A 22-year old heiress of a wealthy family was kidnapped by a small band of revolutionaries, who held her captive in a closet for several weeks, and repeatedly threatened to kill her unless she sent taped messages to her family. After 10 days of threats and abuse coupled with deprivation of food and sleep, the heiress [whose name is Helen] heard a commotion and several shots in a room next to her closet. Fearing that she would be killed, she opened the closet door and observed the following scene: a member of the revolutionary group [named Mark] was lying in a pool of blood; another member of the group [named Allen] was standing over him with a pistol that was smoking. Seeing that Helen had emerged from the closet, Allen pointed the pistol at her and said; "Now you will have to die, because you can pin the murder on me. I won't kill you now because you are still valuable to us. But you will never leave here alive. We can't afford to let you go now. We will eventually kill you - maybe next week or next month. There is only one way out for you. Mark is dying, but he is not dead yet. If you go ahead and kill him now I will be able to trust you. So what will you do? Do you kill him or do l kill you? Mark has only 5 or 10 minutes left before he dies, so you have about 2 minutes to make up your mind." Fearing that she will be killed, Helen said that she would go ahead and kill Mark. She was then handed a pistol and told that there was one round left in the pistol. Still covered by Allen's pistol, she was told to shoot Mark - through the head, which she did.

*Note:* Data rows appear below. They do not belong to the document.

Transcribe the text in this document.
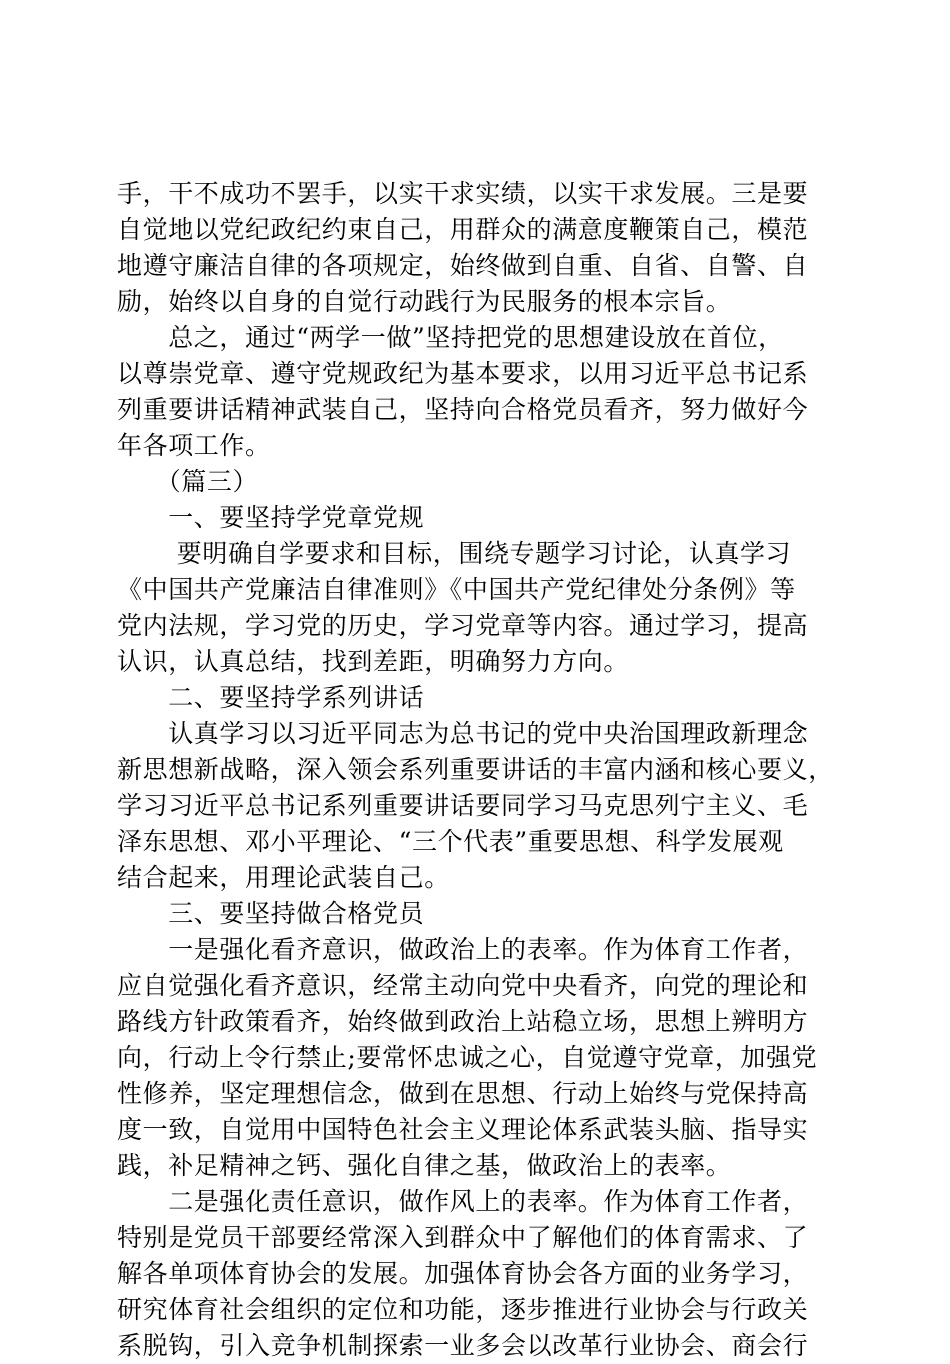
手，干不成功不罢手，以实干求实绩，以实干求发展。三是要
自觉地以党纪政纪约束自己，用群众的满意度鞭策自己，模范
地遵守廉洁自律的各项规定，始终做到自重、自省、自警、自
励，始终以自身的自觉行动践行为民服务的根本宗旨。
　　总之，通过“两学一做”坚持把党的思想建设放在首位，
以尊崇党章、遵守党规政纪为基本要求，以用习近平总书记系
列重要讲话精神武装自己，坚持向合格党员看齐，努力做好今
年各项工作。
　　（篇三）
　　一、要坚持学党章党规
　　 要明确自学要求和目标，围绕专题学习讨论，认真学习
《中国共产党廉洁自律准则》《中国共产党纪律处分条例》等
党内法规，学习党的历史，学习党章等内容。通过学习，提高
认识，认真总结，找到差距，明确努力方向。
　　二、要坚持学系列讲话
　　认真学习以习近平同志为总书记的党中央治国理政新理念
新思想新战略，深入领会系列重要讲话的丰富内涵和核心要义，
学习习近平总书记系列重要讲话要同学习马克思列宁主义、毛
泽东思想、邓小平理论、“三个代表”重要思想、科学发展观
结合起来，用理论武装自己。
　　三、要坚持做合格党员
　　一是强化看齐意识，做政治上的表率。作为体育工作者，
应自觉强化看齐意识，经常主动向党中央看齐，向党的理论和
路线方针政策看齐，始终做到政治上站稳立场，思想上辨明方
向，行动上令行禁止;要常怀忠诚之心，自觉遵守党章，加强党
性修养，坚定理想信念，做到在思想、行动上始终与党保持高
度一致，自觉用中国特色社会主义理论体系武装头脑、指导实
践，补足精神之钙、强化自律之基，做政治上的表率。
　　二是强化责任意识，做作风上的表率。作为体育工作者，
特别是党员干部要经常深入到群众中了解他们的体育需求、了
解各单项体育协会的发展。加强体育协会各方面的业务学习，
研究体育社会组织的定位和功能，逐步推进行业协会与行政关
系脱钩，引入竞争机制探索一业多会以改革行业协会、商会行
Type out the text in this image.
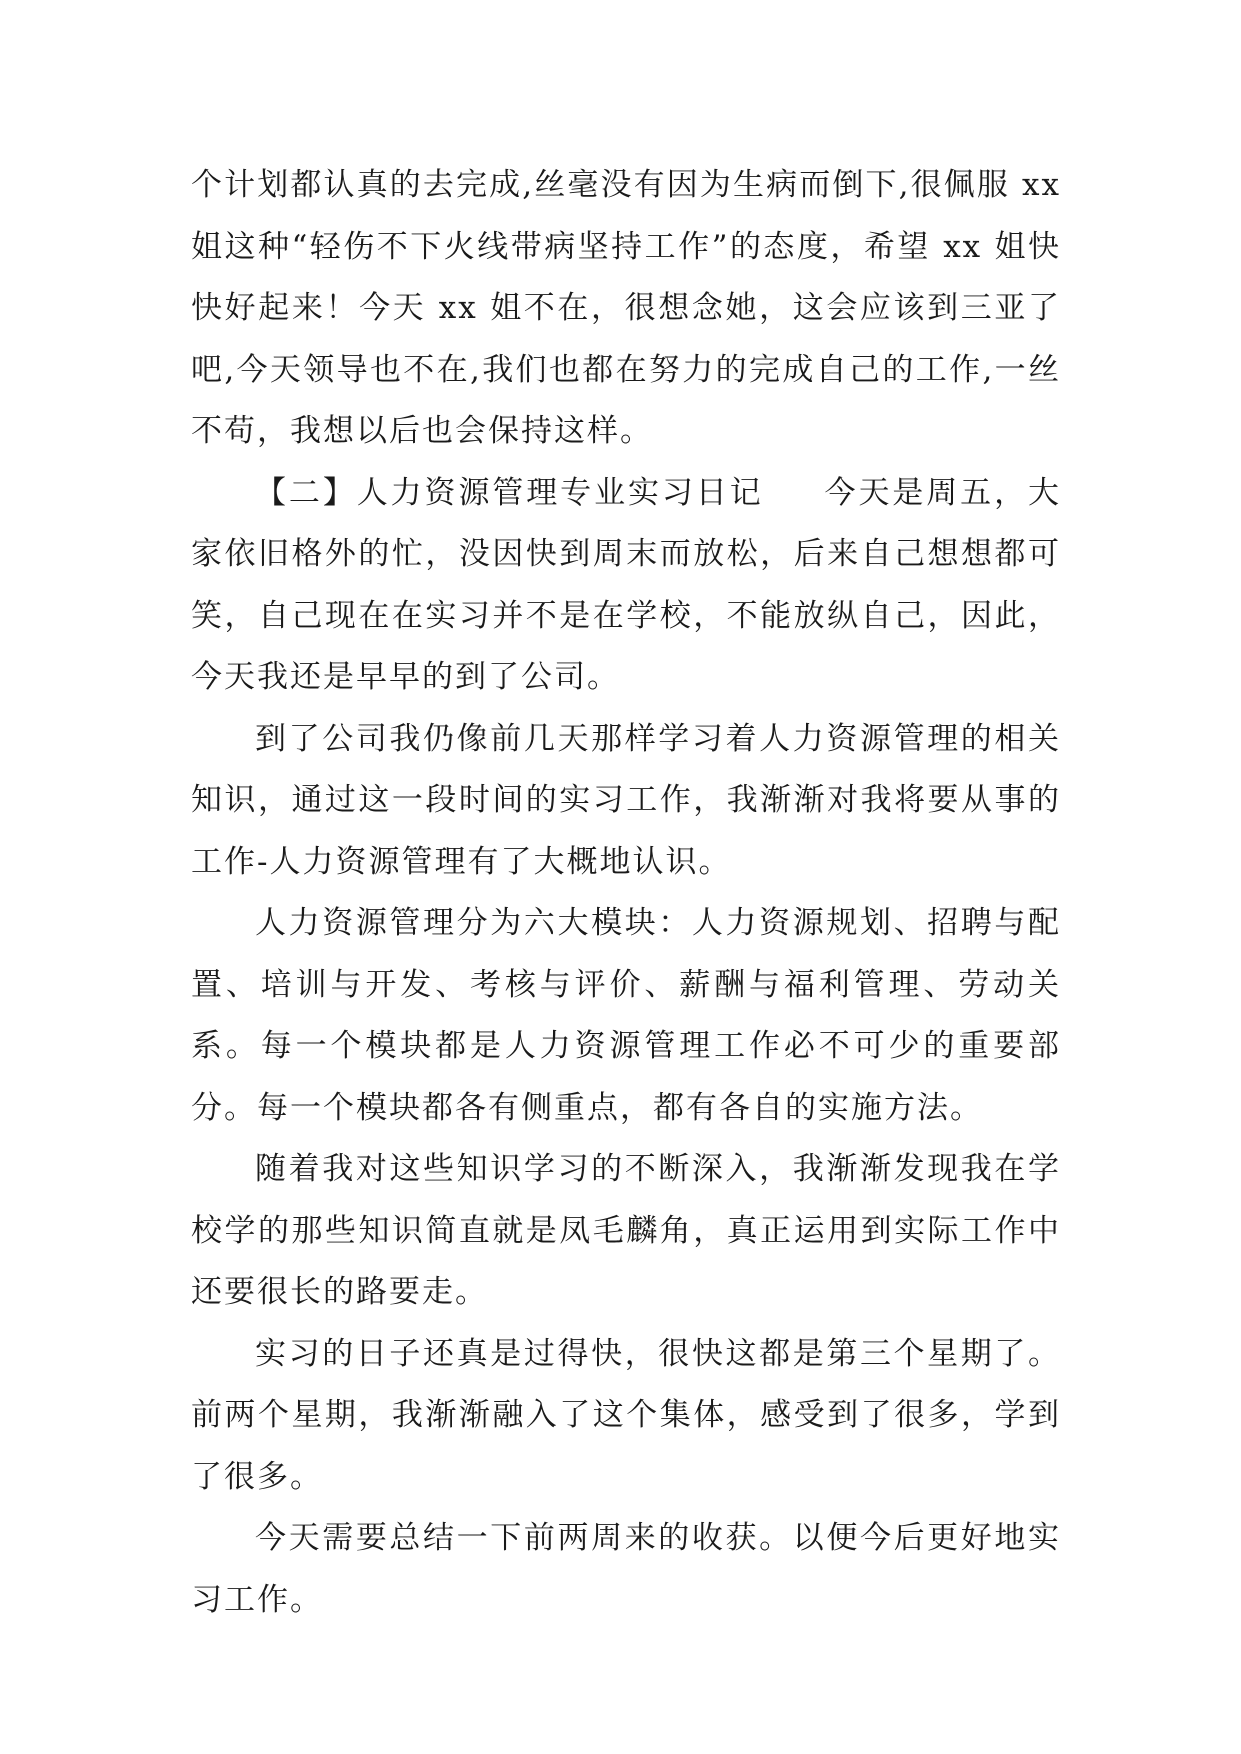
个计划都认真的去完成,丝毫没有因为生病而倒下,很佩服 xx 姐这种“轻伤不下火线带病坚持工作”的态度，希望 xx 姐快快好起来！今天 xx 姐不在，很想念她，这会应该到三亚了吧,今天领导也不在,我们也都在努力的完成自己的工作,一丝不苟，我想以后也会保持这样。

【二】人力资源管理专业实习日记 今天是周五，大家依旧格外的忙，没因快到周末而放松，后来自己想想都可笑，自己现在在实习并不是在学校，不能放纵自己，因此，今天我还是早早的到了公司。

到了公司我仍像前几天那样学习着人力资源管理的相关知识，通过这一段时间的实习工作，我渐渐对我将要从事的工作-人力资源管理有了大概地认识。

人力资源管理分为六大模块：人力资源规划、招聘与配置、培训与开发、考核与评价、薪酬与福利管理、劳动关系。每一个模块都是人力资源管理工作必不可少的重要部分。每一个模块都各有侧重点，都有各自的实施方法。

随着我对这些知识学习的不断深入，我渐渐发现我在学校学的那些知识简直就是凤毛麟角，真正运用到实际工作中还要很长的路要走。

实习的日子还真是过得快，很快这都是第三个星期了。前两个星期，我渐渐融入了这个集体，感受到了很多，学到了很多。

今天需要总结一下前两周来的收获。以便今后更好地实习工作。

Over the next few weeks Helen became convinced that she was guilty of first degree murder and she began to identify more and more with the group. Soon she was allowed out of the closet. A month after the shooting of Mark, the police received an anonymous telephone tip that Helen was being held in the house where she was, in fact, being held. The police - without a warrant - surrounded the house and burst through the front and back doors with their guns drawn. Helen was sitting at a table with Allen when the raid took place; nobody else was in the house at the time. As the police came through the door, Allen handed Helen one of the two sub-machine guns that were under the table, shouting, "It's the pigs; they're going to kill us; we have to protect ourselves!" Helen and Allen began shooting and one policeman was killed before Allen and Helen were subdued and taken prisoner. The bullet that killed the policemen came either from Allen or Helen's gun but it cannot be determined from which, since the guns were mixed up in the excitement After Allen and Helen were arrested, handcuffed, and removed from the building, the police - without a search warrant - conducted a search of the entire house, claim that they were looking for other members of the group.
In the process for searching for other members, they opened closets, drawers and cabinets, and seized numerous papers, including a diary kept by Allen from the beginning of the kidnapping and a diary kept by Helen beginning the day after the shooting of Mark. Allen's diary reveals that on the morning of the shooting of Mark, Allen discovered that Mark was an undercover agent for the F.B.I. Deciding that Mark had to be killed; Allen contrived to have Helen kill him. Allen knocked Mark unconscious and spilled animal blood around the body and then fired two shots in the air. Helen then killed Mark as Allen had planned (as previously described). Allen's diary also revealed that he had put LSD into Helen's drinking water the day before the killing of Mark. Helen's diary revealed that she did not know that Mark was an informant, and that she believed Mark was alive but dying at the time she shot him. It also reveals that she did not think that Allen would kill her immediately if she had refused to shoot Mark, but she did think there was a good chance that she would be killed some time in the future. The diary also reveals that Helen hated Mark because Mark had constantly threatened to rape and kills him in the early days of her kidnapping and that Helen felt pleasure when she shot Mark. There is a statute, enacted just before the kidnapping of Helen, which provides for a mandatory sentence of death for the first-degree murder of a law enforcement official.